From UACCB to Lyon College, first-generation student works toward goal

Posted Date - 5/12/22


By Andrea Bruner

Twenty years ago, Lenoard Tripp missed out on walking across the high school stage to earn his diploma. On Monday, May 9, Tripp finally donned a cap and gown and crossed the stage, only now he received a college degree – with a 4.0 grade point average to boot.


Tripp, a first-generation college student, graduated with an associate of art degree from the University of Arkansas Community College at Batesville (UACCB), then will transfer to Lyon College to complete studies for his bachelor's degree. 


As a little boy, Tripp had dreams of becoming a professional baseball player. 


“Once I realized what the percentages were against that, I wanted to go to law school, but now when I look back on it, I think it was probably the prestige and respect that comes with the title rather than an interest in learning about the law,” he said.


He said he was always a good student in elementary school, “but when I got to high school, I blew off my studies.”


He said he quit playing baseball at 14 and starting around 10th grade he made a series of poor decisions that led to his dropping out of high school his senior year. 


After getting his GED in 2001, he said he started working a series of factory jobs, moving back and forth from Batesville to Forrest City, where he was born and still had family. 


“In 2015, I moved back to Batesville. I had gotten laid off from a job, and my sister was here. She didn't have a vehicle to get back and forth to work, so I came here to help her and stayed. The starting wage in Batesville seemed better than it was in Forrest City,” Tripp said.


When the pandemic hit, he said it was like a lightbulb moment – he did not want to work for a company that would put profits over people. 
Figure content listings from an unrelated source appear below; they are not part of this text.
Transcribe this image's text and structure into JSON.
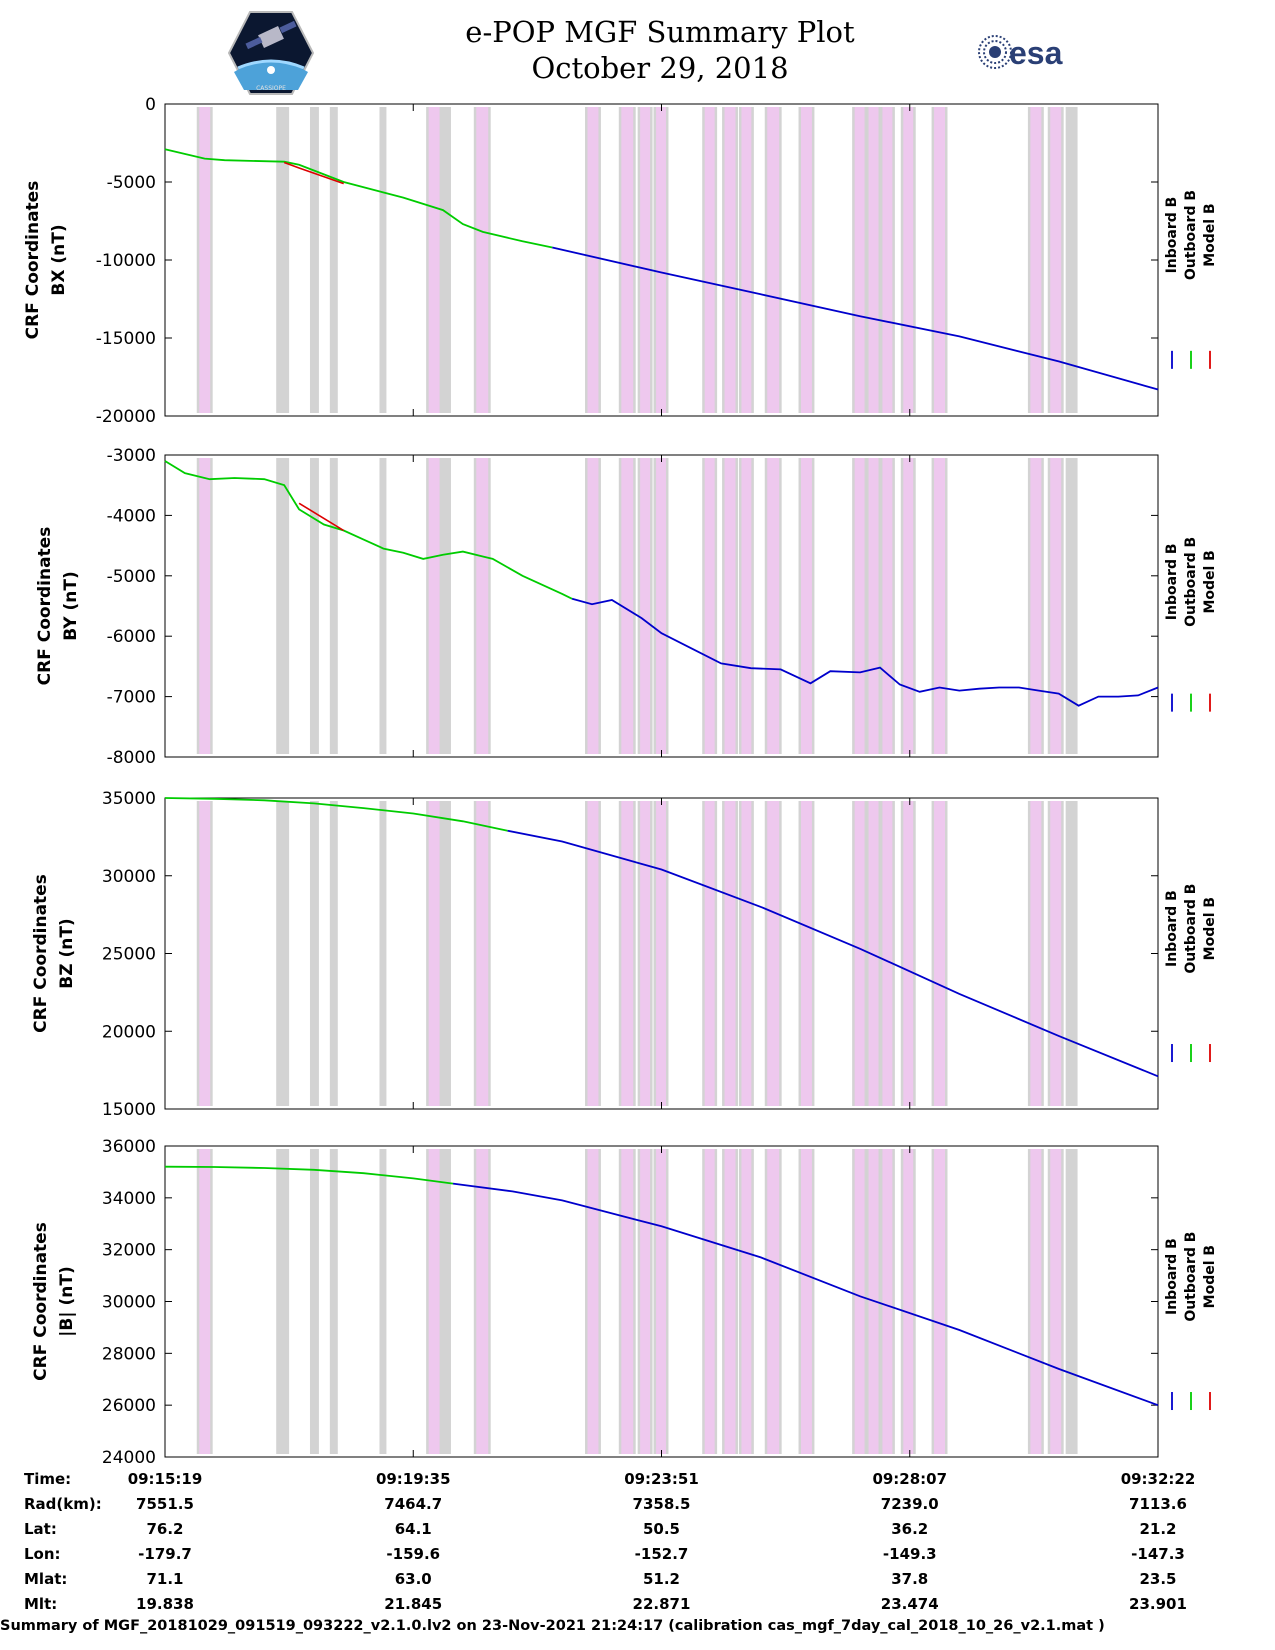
{
  "header": {
    "title_line1": "e-POP MGF Summary Plot",
    "title_line2": "October 29, 2018",
    "logo_left_text": "CASSIOPE",
    "logo_right_text": "esa"
  },
  "colors": {
    "inboard": "#0000cc",
    "outboard": "#00cc00",
    "model": "#dd0000",
    "gap_gray": "#d3d3d3",
    "gap_pink": "#eec8ee"
  },
  "legend": [
    "Inboard B",
    "Outboard B",
    "Model B"
  ],
  "chart_data": [
    {
      "type": "line",
      "ylabel_line1": "CRF Coordinates",
      "ylabel_line2": "BX (nT)",
      "ylim": [
        -20000,
        0
      ],
      "yticks": [
        0,
        -5000,
        -10000,
        -15000,
        -20000
      ],
      "ytick_labels": [
        "0",
        "-5000",
        "-10000",
        "-15000",
        "-20000"
      ],
      "switch_x": 0.39,
      "series": [
        {
          "name": "Outboard B",
          "x": [
            0,
            0.04,
            0.06,
            0.12,
            0.135,
            0.18,
            0.24,
            0.28,
            0.3,
            0.32,
            0.36,
            0.39
          ],
          "y": [
            -2900,
            -3500,
            -3600,
            -3700,
            -3900,
            -5000,
            -6000,
            -6800,
            -7700,
            -8200,
            -8800,
            -9200
          ]
        },
        {
          "name": "Inboard B",
          "x": [
            0.39,
            0.5,
            0.6,
            0.7,
            0.8,
            0.9,
            1.0
          ],
          "y": [
            -9200,
            -10800,
            -12200,
            -13600,
            -14900,
            -16500,
            -18300
          ]
        },
        {
          "name": "Model B",
          "x": [
            0.12,
            0.135,
            0.18
          ],
          "y": [
            -3750,
            -4100,
            -5100
          ]
        }
      ]
    },
    {
      "type": "line",
      "ylabel_line1": "CRF Coordinates",
      "ylabel_line2": "BY (nT)",
      "ylim": [
        -8000,
        -3000
      ],
      "yticks": [
        -3000,
        -4000,
        -5000,
        -6000,
        -7000,
        -8000
      ],
      "ytick_labels": [
        "-3000",
        "-4000",
        "-5000",
        "-6000",
        "-7000",
        "-8000"
      ],
      "switch_x": 0.41,
      "series": [
        {
          "name": "Outboard B",
          "x": [
            0,
            0.02,
            0.045,
            0.07,
            0.1,
            0.12,
            0.135,
            0.16,
            0.18,
            0.2,
            0.22,
            0.24,
            0.26,
            0.28,
            0.3,
            0.32,
            0.33,
            0.36,
            0.4,
            0.41
          ],
          "y": [
            -3100,
            -3300,
            -3400,
            -3380,
            -3400,
            -3500,
            -3900,
            -4150,
            -4250,
            -4400,
            -4550,
            -4620,
            -4720,
            -4650,
            -4600,
            -4680,
            -4720,
            -5000,
            -5300,
            -5380
          ]
        },
        {
          "name": "Inboard B",
          "x": [
            0.41,
            0.43,
            0.45,
            0.48,
            0.5,
            0.53,
            0.56,
            0.59,
            0.62,
            0.65,
            0.67,
            0.7,
            0.72,
            0.74,
            0.76,
            0.78,
            0.8,
            0.82,
            0.84,
            0.86,
            0.88,
            0.9,
            0.92,
            0.94,
            0.96,
            0.98,
            1.0
          ],
          "y": [
            -5380,
            -5470,
            -5400,
            -5700,
            -5950,
            -6200,
            -6450,
            -6530,
            -6550,
            -6780,
            -6580,
            -6600,
            -6520,
            -6800,
            -6920,
            -6850,
            -6900,
            -6870,
            -6850,
            -6850,
            -6900,
            -6950,
            -7150,
            -7000,
            -7000,
            -6980,
            -6850
          ]
        },
        {
          "name": "Model B",
          "x": [
            0.135,
            0.16,
            0.18
          ],
          "y": [
            -3800,
            -4050,
            -4250
          ]
        }
      ]
    },
    {
      "type": "line",
      "ylabel_line1": "CRF Coordinates",
      "ylabel_line2": "BZ (nT)",
      "ylim": [
        15000,
        35000
      ],
      "yticks": [
        35000,
        30000,
        25000,
        20000,
        15000
      ],
      "ytick_labels": [
        "35000",
        "30000",
        "25000",
        "20000",
        "15000"
      ],
      "switch_x": 0.345,
      "series": [
        {
          "name": "Outboard B",
          "x": [
            0,
            0.05,
            0.1,
            0.15,
            0.2,
            0.25,
            0.3,
            0.345
          ],
          "y": [
            35000,
            34950,
            34850,
            34650,
            34350,
            34000,
            33500,
            32900
          ]
        },
        {
          "name": "Inboard B",
          "x": [
            0.345,
            0.4,
            0.5,
            0.6,
            0.7,
            0.8,
            0.9,
            1.0
          ],
          "y": [
            32900,
            32200,
            30400,
            28000,
            25300,
            22400,
            19700,
            17100
          ]
        },
        {
          "name": "Model B",
          "x": [],
          "y": []
        }
      ]
    },
    {
      "type": "line",
      "ylabel_line1": "CRF Coordinates",
      "ylabel_line2": "|B| (nT)",
      "ylim": [
        24000,
        36000
      ],
      "yticks": [
        36000,
        34000,
        32000,
        30000,
        28000,
        26000,
        24000
      ],
      "ytick_labels": [
        "36000",
        "34000",
        "32000",
        "30000",
        "28000",
        "26000",
        "24000"
      ],
      "switch_x": 0.29,
      "series": [
        {
          "name": "Outboard B",
          "x": [
            0,
            0.05,
            0.1,
            0.15,
            0.2,
            0.25,
            0.29
          ],
          "y": [
            35200,
            35190,
            35150,
            35080,
            34950,
            34750,
            34550
          ]
        },
        {
          "name": "Inboard B",
          "x": [
            0.29,
            0.35,
            0.4,
            0.5,
            0.6,
            0.7,
            0.8,
            0.9,
            1.0
          ],
          "y": [
            34550,
            34250,
            33900,
            32900,
            31700,
            30200,
            28900,
            27400,
            26000
          ]
        },
        {
          "name": "Model B",
          "x": [],
          "y": []
        }
      ]
    }
  ],
  "gap_bands": [
    {
      "x": 0.034,
      "w": 0.012,
      "kind": "pink"
    },
    {
      "x": 0.112,
      "w": 0.013,
      "kind": "gray"
    },
    {
      "x": 0.146,
      "w": 0.009,
      "kind": "gray"
    },
    {
      "x": 0.166,
      "w": 0.008,
      "kind": "gray"
    },
    {
      "x": 0.216,
      "w": 0.007,
      "kind": "gray"
    },
    {
      "x": 0.265,
      "w": 0.012,
      "kind": "pink"
    },
    {
      "x": 0.277,
      "w": 0.011,
      "kind": "gray"
    },
    {
      "x": 0.313,
      "w": 0.013,
      "kind": "pink"
    },
    {
      "x": 0.425,
      "w": 0.012,
      "kind": "pink"
    },
    {
      "x": 0.459,
      "w": 0.013,
      "kind": "pink"
    },
    {
      "x": 0.478,
      "w": 0.011,
      "kind": "pink"
    },
    {
      "x": 0.494,
      "w": 0.011,
      "kind": "pink"
    },
    {
      "x": 0.543,
      "w": 0.011,
      "kind": "pink"
    },
    {
      "x": 0.563,
      "w": 0.012,
      "kind": "pink"
    },
    {
      "x": 0.58,
      "w": 0.011,
      "kind": "pink"
    },
    {
      "x": 0.606,
      "w": 0.013,
      "kind": "pink"
    },
    {
      "x": 0.64,
      "w": 0.012,
      "kind": "pink"
    },
    {
      "x": 0.694,
      "w": 0.011,
      "kind": "pink"
    },
    {
      "x": 0.708,
      "w": 0.011,
      "kind": "pink"
    },
    {
      "x": 0.722,
      "w": 0.011,
      "kind": "pink"
    },
    {
      "x": 0.743,
      "w": 0.011,
      "kind": "pink"
    },
    {
      "x": 0.774,
      "w": 0.012,
      "kind": "pink"
    },
    {
      "x": 0.871,
      "w": 0.012,
      "kind": "pink"
    },
    {
      "x": 0.891,
      "w": 0.012,
      "kind": "pink"
    },
    {
      "x": 0.907,
      "w": 0.012,
      "kind": "gray"
    }
  ],
  "x_axis": {
    "ticks": [
      0,
      0.25,
      0.5,
      0.75,
      1.0
    ]
  },
  "info_table": {
    "rows": [
      {
        "label": "Time:",
        "values": [
          "09:15:19",
          "09:19:35",
          "09:23:51",
          "09:28:07",
          "09:32:22"
        ]
      },
      {
        "label": "Rad(km):",
        "values": [
          "7551.5",
          "7464.7",
          "7358.5",
          "7239.0",
          "7113.6"
        ]
      },
      {
        "label": "Lat:",
        "values": [
          "76.2",
          "64.1",
          "50.5",
          "36.2",
          "21.2"
        ]
      },
      {
        "label": "Lon:",
        "values": [
          "-179.7",
          "-159.6",
          "-152.7",
          "-149.3",
          "-147.3"
        ]
      },
      {
        "label": "Mlat:",
        "values": [
          "71.1",
          "63.0",
          "51.2",
          "37.8",
          "23.5"
        ]
      },
      {
        "label": "Mlt:",
        "values": [
          "19.838",
          "21.845",
          "22.871",
          "23.474",
          "23.901"
        ]
      }
    ]
  },
  "footer": "Summary of MGF_20181029_091519_093222_v2.1.0.lv2 on 23-Nov-2021 21:24:17 (calibration cas_mgf_7day_cal_2018_10_26_v2.1.mat )"
}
“I realized I could do better and enrolled in classes for the fall,” Tripp said.


Choosing UACCB was an easy decision, he continued. 


“I had attended UACCB one semester and just didn't finish,” he said. “I had a good experience; I just didn't finish what I started.”


At Lyon, Tripp said he plans to major in psychology with hopes of being an addiction counselor. “I've had trouble in my adult life with drinking,” he said. “I was able to put that behind me, and I want to help people in that same boat.”


He also plans to minor in chemistry. “I took chemistry this past semester and really enjoyed it,” he went on to say. “I've always been pretty decent at math, and it all made a lot of sense – I want to see how far I can go,” he said.


“Dr. (Larry) Brown was my algebra teacher; he helped me with chemistry because I was taking it online and he knew I was having trouble. After he helped me with my chemistry, he reached out again to make sure I wasn't still struggling,” Tripp said, adding that the faculty and staff go above and beyond to help the students.


“I've had a ton of great people who have helped me out there (at UACCB).”


He also credited Jennifer Emery, College and Life Skills Instructor at UACCB, and Thomas Tucker, Executive Director of Financial Aid at Lyon, for helping him find more than $26,000 in scholarships and awards next year.


“Almost four-fifths of my tuition is going to be taken care of by those scholarships,” Tripp said.


His college career wasn't always smooth sailing, he admitted. 


“I had some bumps in the road definitely,” Tripp said. “One of my toughest courses was my biology class. I had not talked about science in so long I had to shake the rust off there.”


But, UACCB has all the resources students could need, he added. “All I had to do was reach out to a tutor and they helped me get up to speed. 


“Once I got started (college), I never questioned I was going to be able to finish,” he added. “I knew if I put forth the effort everything I needed to make it to the finish line was available.”


He said the hardest part was getting enough sleep and that waking up was harder some mornings than others, as Tripp also works second shift at Custom Craft Poultry.


He will be the first in his family to earn a college degree, something he wasn't always sure would be in his future but now he takes a lot of pride in, especially because he's continuing his education at Lyon. 


“I'll graduate Monday. I've got a Spanish final that morning, then graduation that night.”


Getting that cap and gown was a big moment for him. “And because I have a 4.0, I will have the honor chords,” he said. 


Tripp said he hopes he is a role model for others, but he doesn't think about that too much. 


“I have nieces and nephews and it feels really good for them to see me be able to do this and put academics first,” he said.